Temos já parceiros privilegiados, como o Senado francês, a UNESCO, a empresa Total, a Région Île-de-France, o Museum Naturel, várias universidades, a Câmara de Comércio e de Indústria da Région Île-de-France e várias empresas da lusofonia e da francofonia. Mas precisamos de todas e de todos os que acreditam neste propósito, que acreditam ser possível ir mais além como nos incentiva Edgar Morin. Porque é desta união de esforços, de vontades, de inteligências e saberes diversos que pode nascer – muitas vezes nasce – a solução para os inúmeros problemas económicos (e não só) de cada sector, de cada realidade social e económica, de cada um de nós.

Há, porém, uma dúvida que permanece e sobre a qual todos os lusófonos têm uma palavra a dizer. Neste mundo cada vez mais digital, mais acelerado e universal, falta saber até onde o Português poderá continuar a ganhar relevância no panorama dos negócios a nível internacional. A língua portuguesa é uma mais-valia, frequentemente, negligenciada no plano económico, mas que representa uma dimensão essencial, que não pode ser minimizada. Uma coisa é certa – tendo em conta os indicadores macroeconómicos e populacionais e a forte cultura que os une, nomeadamente a língua –, a lusofonia tem todas as condições para vir a ser uma zona económica de importância global, à semelhança da União Europeia.

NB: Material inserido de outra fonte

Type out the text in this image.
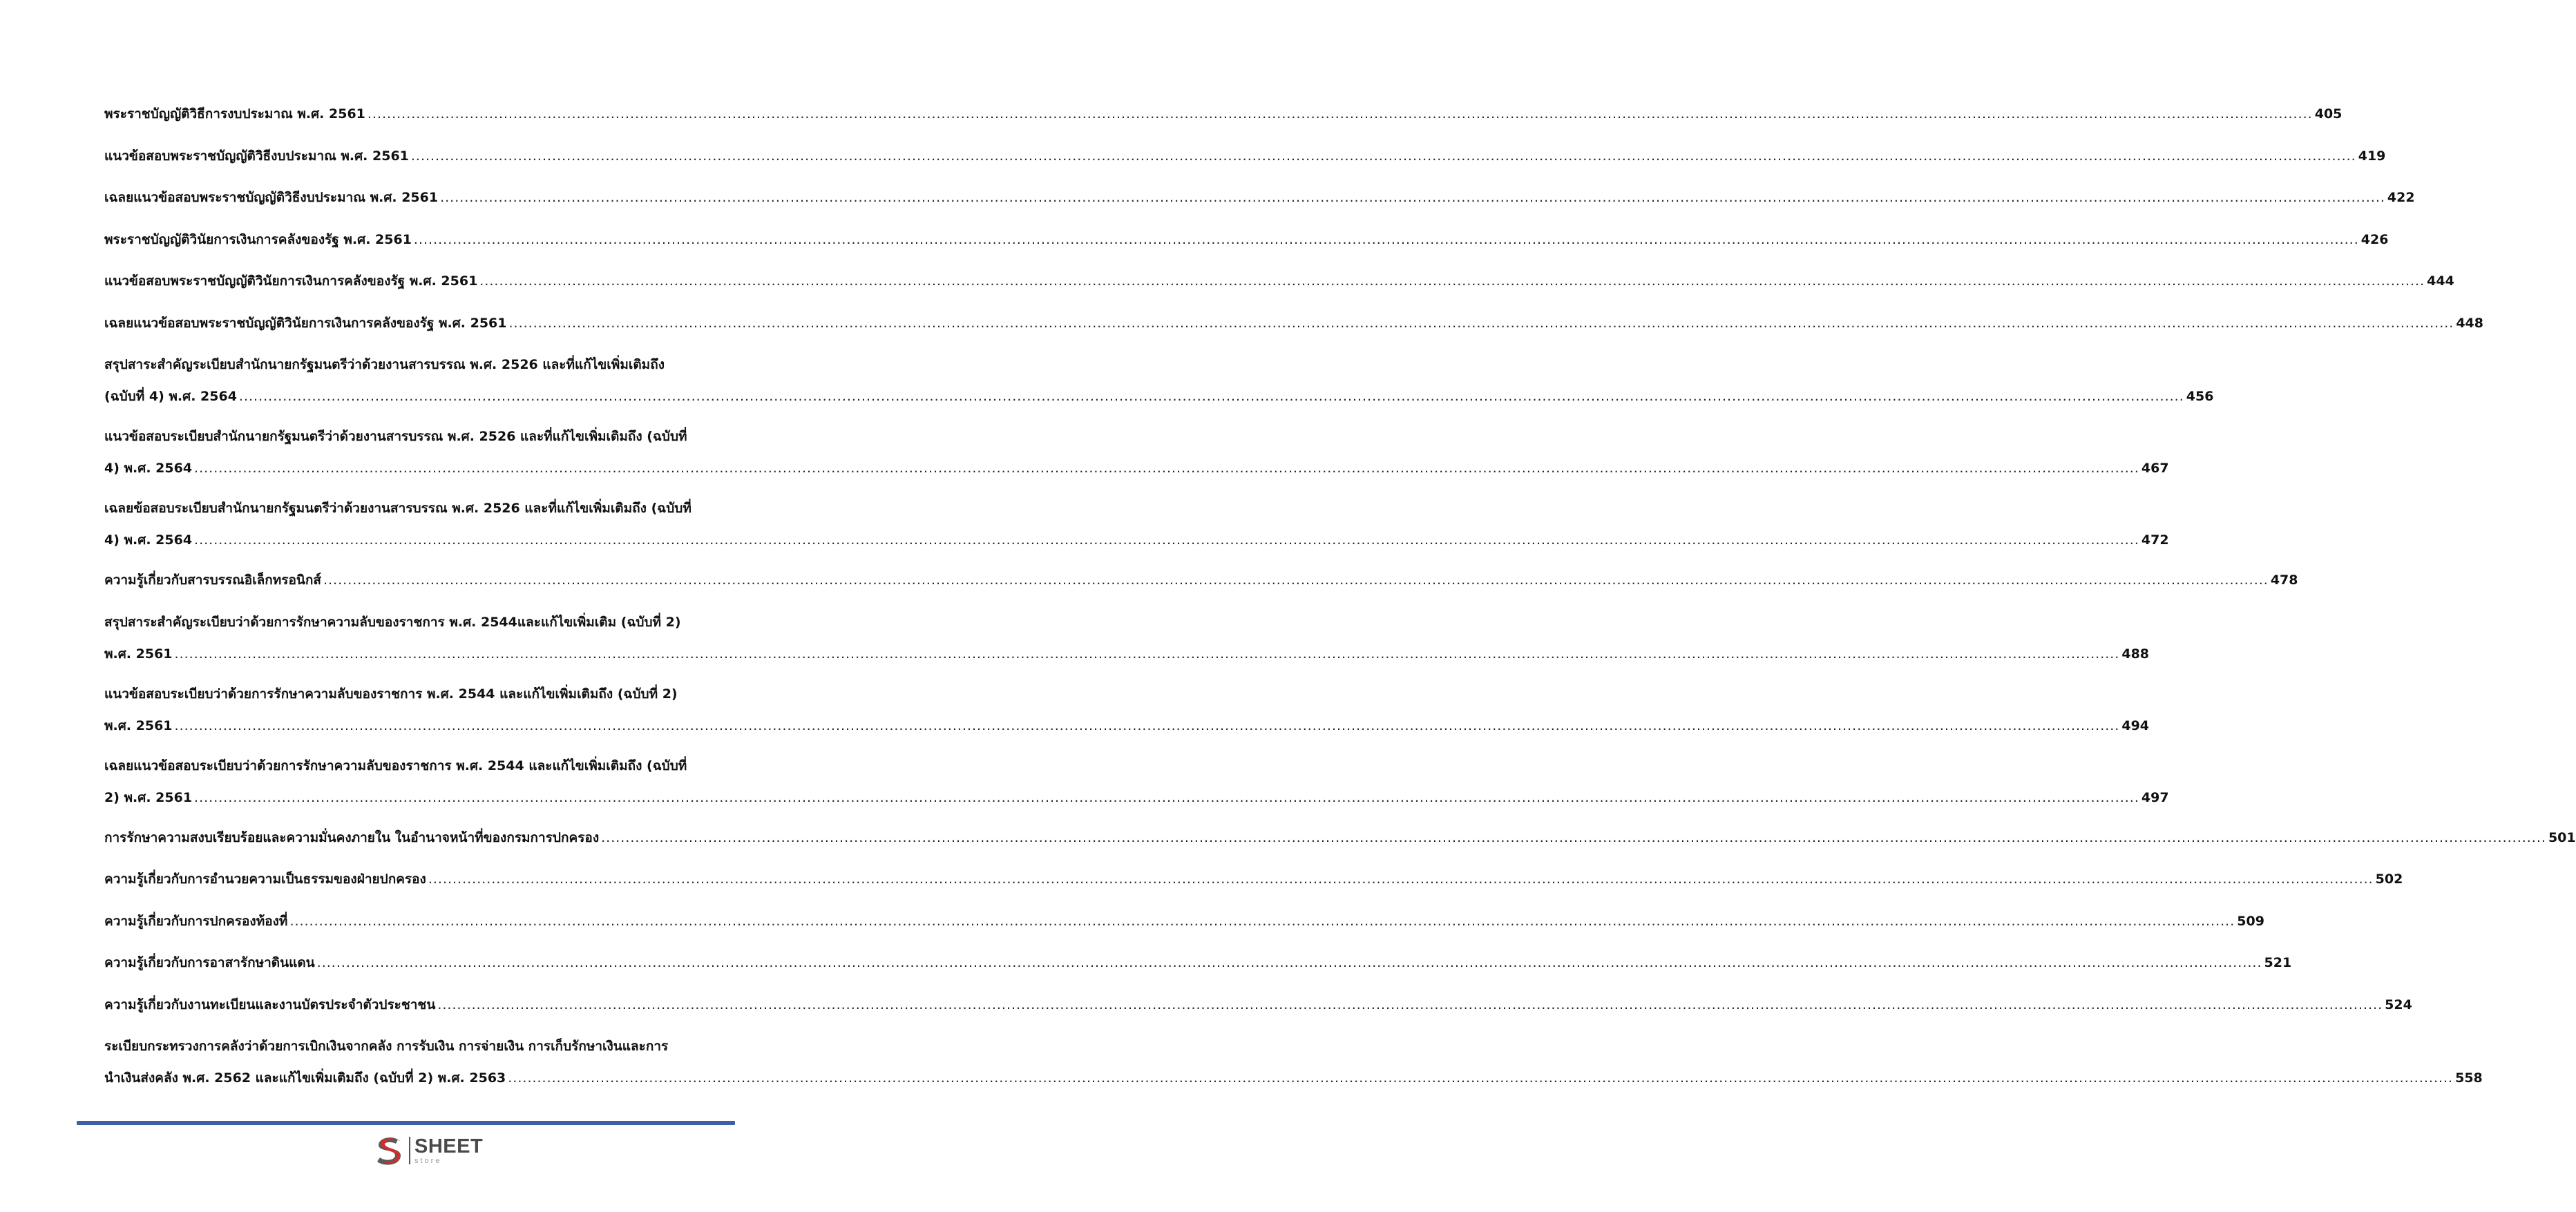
พระราชบัญญัติวิธีการงบประมาณ พ.ศ. 2561 ................................................................................................................................................................................................................................................................................................................................................................................................................ 405
แนวข้อสอบพระราชบัญญัติวิธีงบประมาณ พ.ศ. 2561 ................................................................................................................................................................................................................................................................................................................................................................................................................ 419
เฉลยแนวข้อสอบพระราชบัญญัติวิธีงบประมาณ พ.ศ. 2561 ................................................................................................................................................................................................................................................................................................................................................................................................................ 422
พระราชบัญญัติวินัยการเงินการคลังของรัฐ พ.ศ. 2561 ................................................................................................................................................................................................................................................................................................................................................................................................................ 426
แนวข้อสอบพระราชบัญญัติวินัยการเงินการคลังของรัฐ พ.ศ. 2561 ................................................................................................................................................................................................................................................................................................................................................................................................................ 444
เฉลยแนวข้อสอบพระราชบัญญัติวินัยการเงินการคลังของรัฐ พ.ศ. 2561 ................................................................................................................................................................................................................................................................................................................................................................................................................ 448
สรุปสาระสำคัญระเบียบสำนักนายกรัฐมนตรีว่าด้วยงานสารบรรณ พ.ศ. 2526 และที่แก้ไขเพิ่มเติมถึง
(ฉบับที่ 4) พ.ศ. 2564 ................................................................................................................................................................................................................................................................................................................................................................................................................ 456
แนวข้อสอบระเบียบสำนักนายกรัฐมนตรีว่าด้วยงานสารบรรณ พ.ศ. 2526 และที่แก้ไขเพิ่มเติมถึง (ฉบับที่
4) พ.ศ. 2564 ................................................................................................................................................................................................................................................................................................................................................................................................................ 467
เฉลยข้อสอบระเบียบสำนักนายกรัฐมนตรีว่าด้วยงานสารบรรณ พ.ศ. 2526 และที่แก้ไขเพิ่มเติมถึง (ฉบับที่
4) พ.ศ. 2564 ................................................................................................................................................................................................................................................................................................................................................................................................................ 472
ความรู้เกี่ยวกับสารบรรณอิเล็กทรอนิกส์ ................................................................................................................................................................................................................................................................................................................................................................................................................ 478
สรุปสาระสำคัญระเบียบว่าด้วยการรักษาความลับของราชการ พ.ศ. 2544และแก้ไขเพิ่มเติม (ฉบับที่ 2)
พ.ศ. 2561 ................................................................................................................................................................................................................................................................................................................................................................................................................ 488
แนวข้อสอบระเบียบว่าด้วยการรักษาความลับของราชการ พ.ศ. 2544 และแก้ไขเพิ่มเติมถึง (ฉบับที่ 2)
พ.ศ. 2561 ................................................................................................................................................................................................................................................................................................................................................................................................................ 494
เฉลยแนวข้อสอบระเบียบว่าด้วยการรักษาความลับของราชการ พ.ศ. 2544 และแก้ไขเพิ่มเติมถึง (ฉบับที่
2) พ.ศ. 2561 ................................................................................................................................................................................................................................................................................................................................................................................................................ 497
การรักษาความสงบเรียบร้อยและความมั่นคงภายใน ในอำนาจหน้าที่ของกรมการปกครอง ................................................................................................................................................................................................................................................................................................................................................................................................................ 501
ความรู้เกี่ยวกับการอำนวยความเป็นธรรมของฝ่ายปกครอง ................................................................................................................................................................................................................................................................................................................................................................................................................ 502
ความรู้เกี่ยวกับการปกครองท้องที่ ................................................................................................................................................................................................................................................................................................................................................................................................................ 509
ความรู้เกี่ยวกับการอาสารักษาดินแดน ................................................................................................................................................................................................................................................................................................................................................................................................................ 521
ความรู้เกี่ยวกับงานทะเบียนและงานบัตรประจำตัวประชาชน ................................................................................................................................................................................................................................................................................................................................................................................................................ 524
ระเบียบกระทรวงการคลังว่าด้วยการเบิกเงินจากคลัง การรับเงิน การจ่ายเงิน การเก็บรักษาเงินและการ
นำเงินส่งคลัง พ.ศ. 2562 และแก้ไขเพิ่มเติมถึง (ฉบับที่ 2) พ.ศ. 2563 ................................................................................................................................................................................................................................................................................................................................................................................................................ 558
SHEET
store
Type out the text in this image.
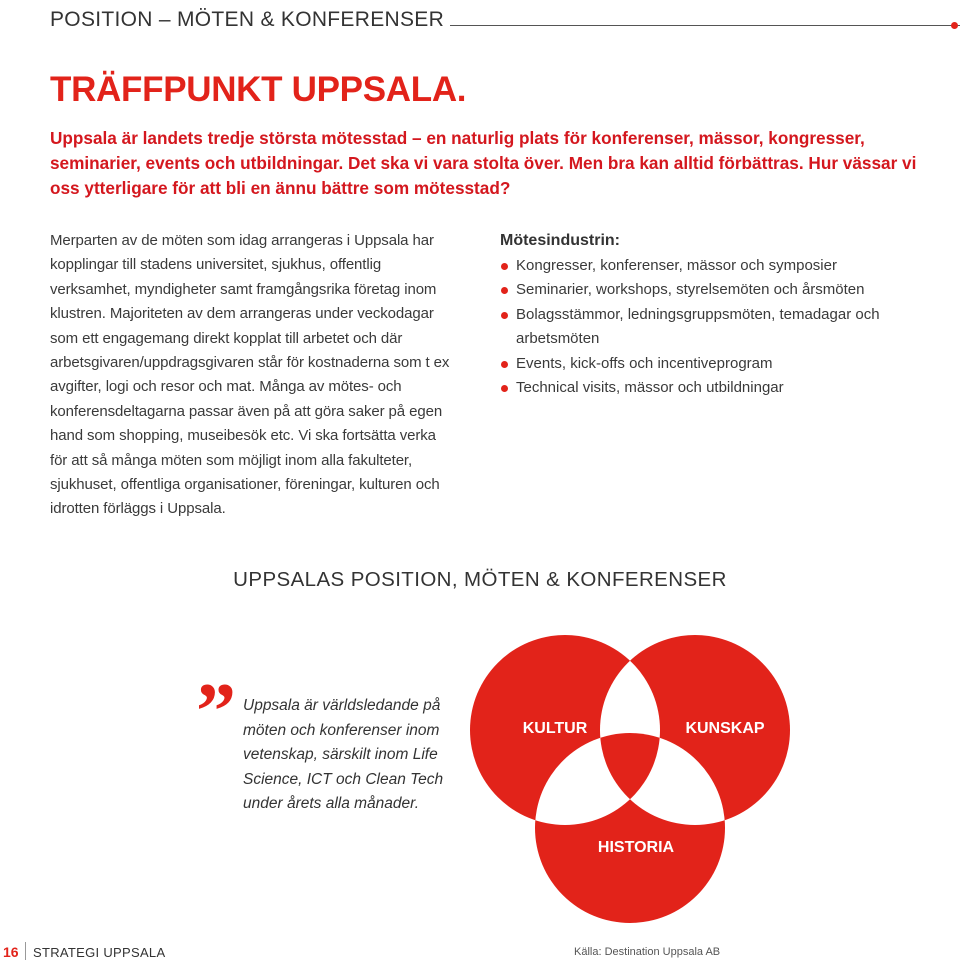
POSITION – MÖTEN & KONFERENSER
TRÄFFPUNKT UPPSALA.

Uppsala är landets tredje största mötesstad – en naturlig plats för konferenser, mässor, kongresser, seminarier, events och utbildningar. Det ska vi vara stolta över. Men bra kan alltid förbättras. Hur vässar vi oss ytterligare för att bli en ännu bättre som mötesstad?

Merparten av de möten som idag arrangeras i Uppsala har kopplingar till stadens universitet, sjukhus, offentlig verksamhet, myndigheter samt framgångsrika företag inom klustren. Majoriteten av dem arrangeras under veckodagar som ett engagemang direkt kopplat till arbetet och där arbetsgivaren/uppdragsgivaren står för kostnaderna som t ex avgifter, logi och resor och mat. Många av mötes- och konferensdeltagarna passar även på att göra saker på egen hand som shopping, museibesök etc. Vi ska fortsätta verka för att så många möten som möjligt inom alla fakulteter, sjukhuset, offentliga organisationer, föreningar, kulturen och idrotten förläggs i Uppsala.

Mötesindustrin:

Kongresser, konferenser, mässor och symposier
Seminarier, workshops, styrelsemöten och årsmöten
Bolagsstämmor, ledningsgruppsmöten, temadagar och arbetsmöten
Events, kick-offs och incentiveprogram
Technical visits, mässor och utbildningar
UPPSALAS POSITION, MÖTEN & KONFERENSER
” Uppsala är världsledande på möten och konferenser inom vetenskap, särskilt inom Life Science, ICT och Clean Tech under årets alla månader.

KULTUR	KUNSKAP
HISTORIA
16 STRATEGI UPPSALA	Källa: Destination Uppsala AB
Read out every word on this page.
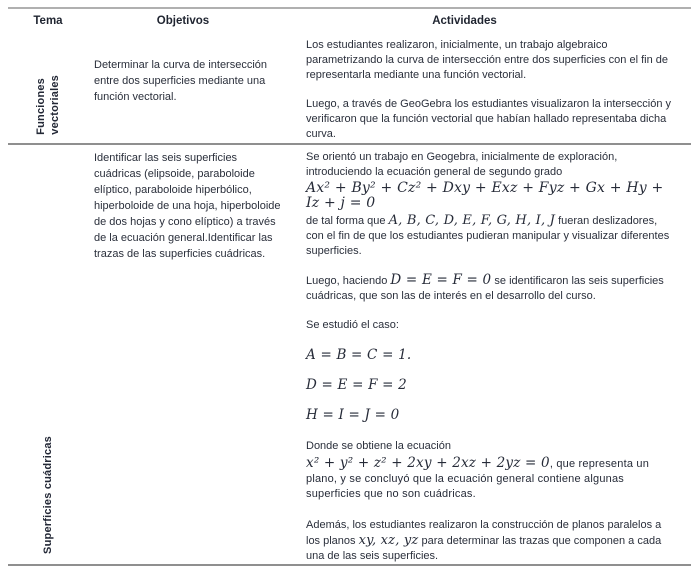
Tema	Objetivos	Actividades
Funciones vectoriales

Determinar la curva de intersección entre dos superficies mediante una función vectorial.

Los estudiantes realizaron, inicialmente, un trabajo algebraico parametrizando la curva de intersección entre dos superficies con el fin de representarla mediante una función vectorial.

Luego, a través de GeoGebra los estudiantes visualizaron la intersección y verificaron que la función vectorial que habían hallado representaba dicha curva.

Superficies cuádricas

Identificar las seis superficies cuádricas (elipsoide, paraboloide elíptico, paraboloide hiperbólico, hiperboloide de una hoja, hiperboloide de dos hojas y cono elíptico) a través de la ecuación general.Identificar las trazas de las superficies cuádricas.

Se orientó un trabajo en Geogebra, inicialmente de exploración, introduciendo la ecuación general de segundo grado

Ax² + By² + Cz² + Dxy + Exz + Fyz + Gx + Hy + Iz + j = 0

de tal forma que A, B, C, D, E, F, G, H, I, J fueran deslizadores, con el fin de que los estudiantes pudieran manipular y visualizar diferentes superficies.

Luego, haciendo D = E = F = 0 se identificaron las seis superficies cuádricas, que son las de interés en el desarrollo del curso.

Se estudió el caso:

A = B = C = 1.
D = E = F = 2
H = I = J = 0

Donde se obtiene la ecuación

x² + y² + z² + 2xy + 2xz + 2yz = 0, que representa un plano, y se concluyó que la ecuación general contiene algunas superficies que no son cuádricas.

Además, los estudiantes realizaron la construcción de planos paralelos a los planos xy, xz, yz para determinar las trazas que componen a cada una de las seis superficies.
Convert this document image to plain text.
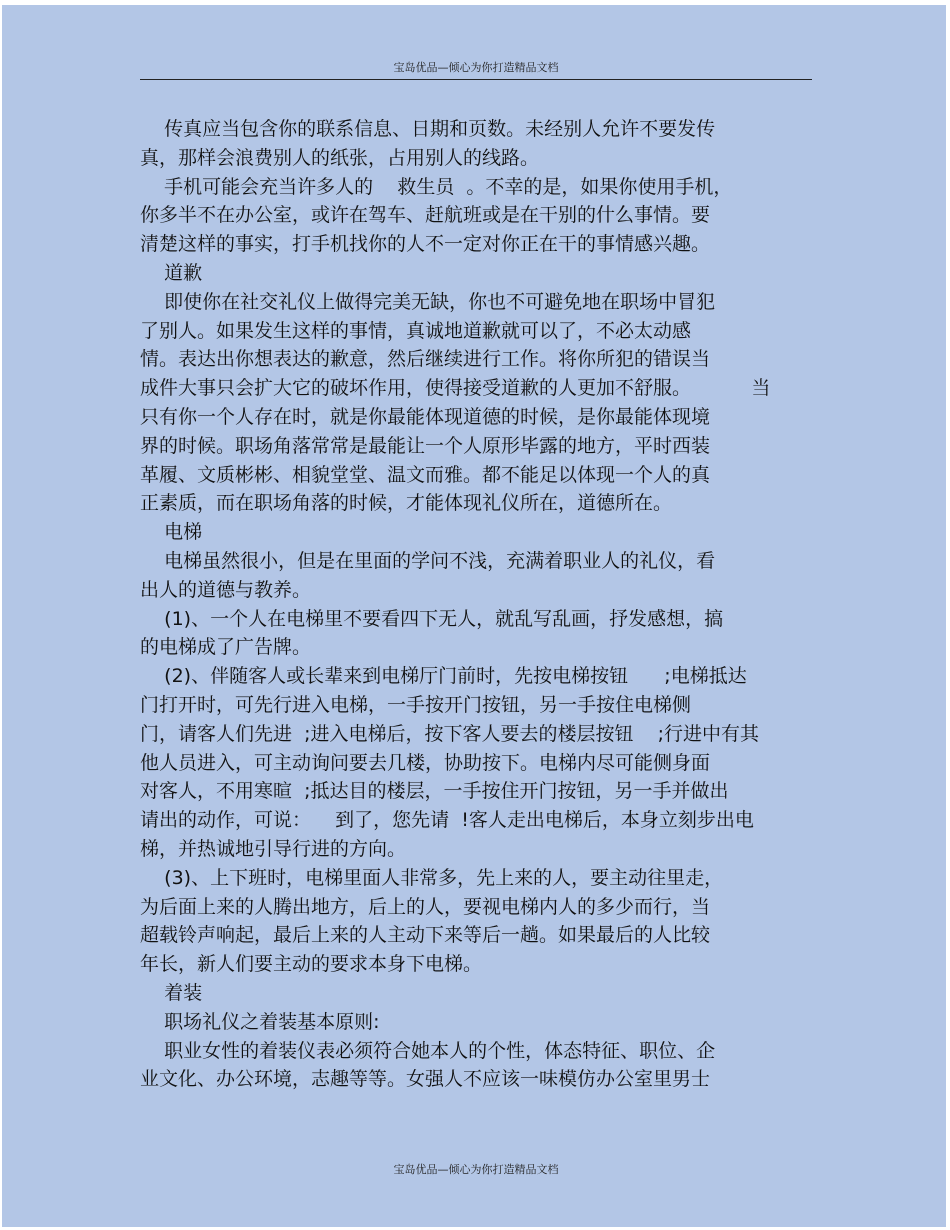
宝岛优品—倾心为你打造精品文档
传真应当包含你的联系信息、日期和页数。未经别人允许不要发传
真，那样会浪费别人的纸张，占用别人的线路。
手机可能会充当许多人的    救生员  。不幸的是，如果你使用手机，
你多半不在办公室，或许在驾车、赶航班或是在干别的什么事情。要
清楚这样的事实，打手机找你的人不一定对你正在干的事情感兴趣。
道歉
即使你在社交礼仪上做得完美无缺，你也不可避免地在职场中冒犯
了别人。如果发生这样的事情，真诚地道歉就可以了，不必太动感
情。表达出你想表达的歉意，然后继续进行工作。将你所犯的错误当
成件大事只会扩大它的破坏作用，使得接受道歉的人更加不舒服。          当
只有你一个人存在时，就是你最能体现道德的时候，是你最能体现境
界的时候。职场角落常常是最能让一个人原形毕露的地方，平时西装
革履、文质彬彬、相貌堂堂、温文而雅。都不能足以体现一个人的真
正素质，而在职场角落的时候，才能体现礼仪所在，道德所在。
电梯
电梯虽然很小，但是在里面的学问不浅，充满着职业人的礼仪，看
出人的道德与教养。
(1)、一个人在电梯里不要看四下无人，就乱写乱画，抒发感想，搞
的电梯成了广告牌。
(2)、伴随客人或长辈来到电梯厅门前时，先按电梯按钮      ;电梯抵达
门打开时，可先行进入电梯，一手按开门按钮，另一手按住电梯侧
门，请客人们先进  ;进入电梯后，按下客人要去的楼层按钮    ;行进中有其
他人员进入，可主动询问要去几楼，协助按下。电梯内尽可能侧身面
对客人，不用寒暄  ;抵达目的楼层，一手按住开门按钮，另一手并做出
请出的动作，可说：    到了，您先请  !客人走出电梯后，本身立刻步出电
梯，并热诚地引导行进的方向。
(3)、上下班时，电梯里面人非常多，先上来的人，要主动往里走，
为后面上来的人腾出地方，后上的人，要视电梯内人的多少而行，当
超载铃声响起，最后上来的人主动下来等后一趟。如果最后的人比较
年长，新人们要主动的要求本身下电梯。
着装
职场礼仪之着装基本原则:
职业女性的着装仪表必须符合她本人的个性，体态特征、职位、企
业文化、办公环境，志趣等等。女强人不应该一味模仿办公室里男士
宝岛优品—倾心为你打造精品文档
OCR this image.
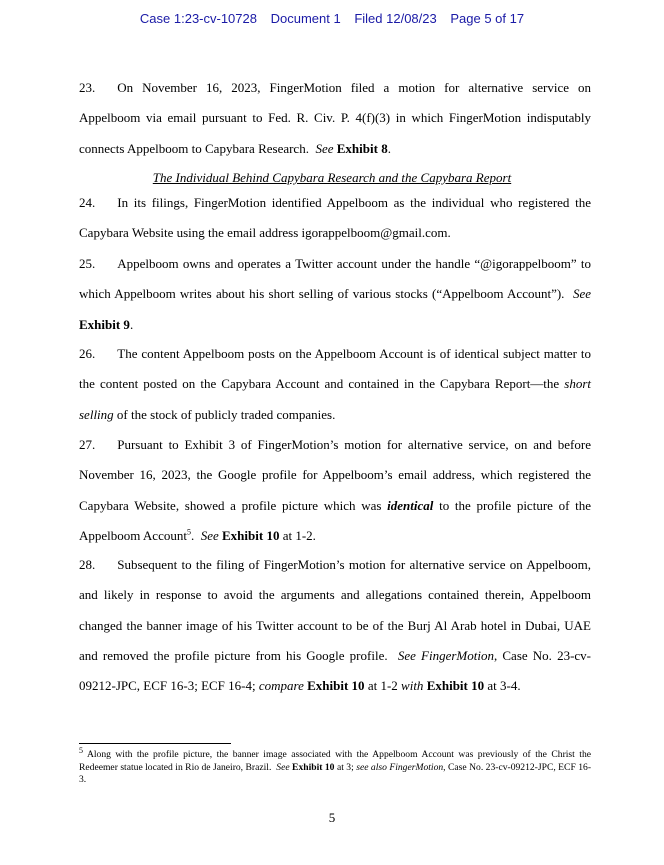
Case 1:23-cv-10728 Document 1 Filed 12/08/23 Page 5 of 17
23. On November 16, 2023, FingerMotion filed a motion for alternative service on Appelboom via email pursuant to Fed. R. Civ. P. 4(f)(3) in which FingerMotion indisputably connects Appelboom to Capybara Research. See Exhibit 8.
The Individual Behind Capybara Research and the Capybara Report
24. In its filings, FingerMotion identified Appelboom as the individual who registered the Capybara Website using the email address igorappelboom@gmail.com.
25. Appelboom owns and operates a Twitter account under the handle “@igorappelboom” to which Appelboom writes about his short selling of various stocks (“Appelboom Account”). See Exhibit 9.
26. The content Appelboom posts on the Appelboom Account is of identical subject matter to the content posted on the Capybara Account and contained in the Capybara Report—the short selling of the stock of publicly traded companies.
27. Pursuant to Exhibit 3 of FingerMotion’s motion for alternative service, on and before November 16, 2023, the Google profile for Appelboom’s email address, which registered the Capybara Website, showed a profile picture which was identical to the profile picture of the Appelboom Account$^5$. See Exhibit 10 at 1-2.
28. Subsequent to the filing of FingerMotion’s motion for alternative service on Appelboom, and likely in response to avoid the arguments and allegations contained therein, Appelboom changed the banner image of his Twitter account to be of the Burj Al Arab hotel in Dubai, UAE and removed the profile picture from his Google profile. See FingerMotion, Case No. 23-cv-09212-JPC, ECF 16-3; ECF 16-4; compare Exhibit 10 at 1-2 with Exhibit 10 at 3-4.
$^5$ Along with the profile picture, the banner image associated with the Appelboom Account was previously of the Christ the Redeemer statue located in Rio de Janeiro, Brazil. See Exhibit 10 at 3; see also FingerMotion, Case No. 23-cv-09212-JPC, ECF 16-3.
5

Parece um desafio inalcansável? Não é! Veja-se o vigor com que, aos 102 anos, Edgar Morin reflectiu sobre a lusofonia, agora, na Fundação Oriente. E lembremo-nos de quem ele tantas vezes nos fala: Bento de Espinosa, descendente de portugueses e considerado um dos grandes filósofos da sua época (a par de Leibiniz e Descartes), que, a partir de Amesterdão, acabou por influenciar profundamente, o pensamento europeu moderno.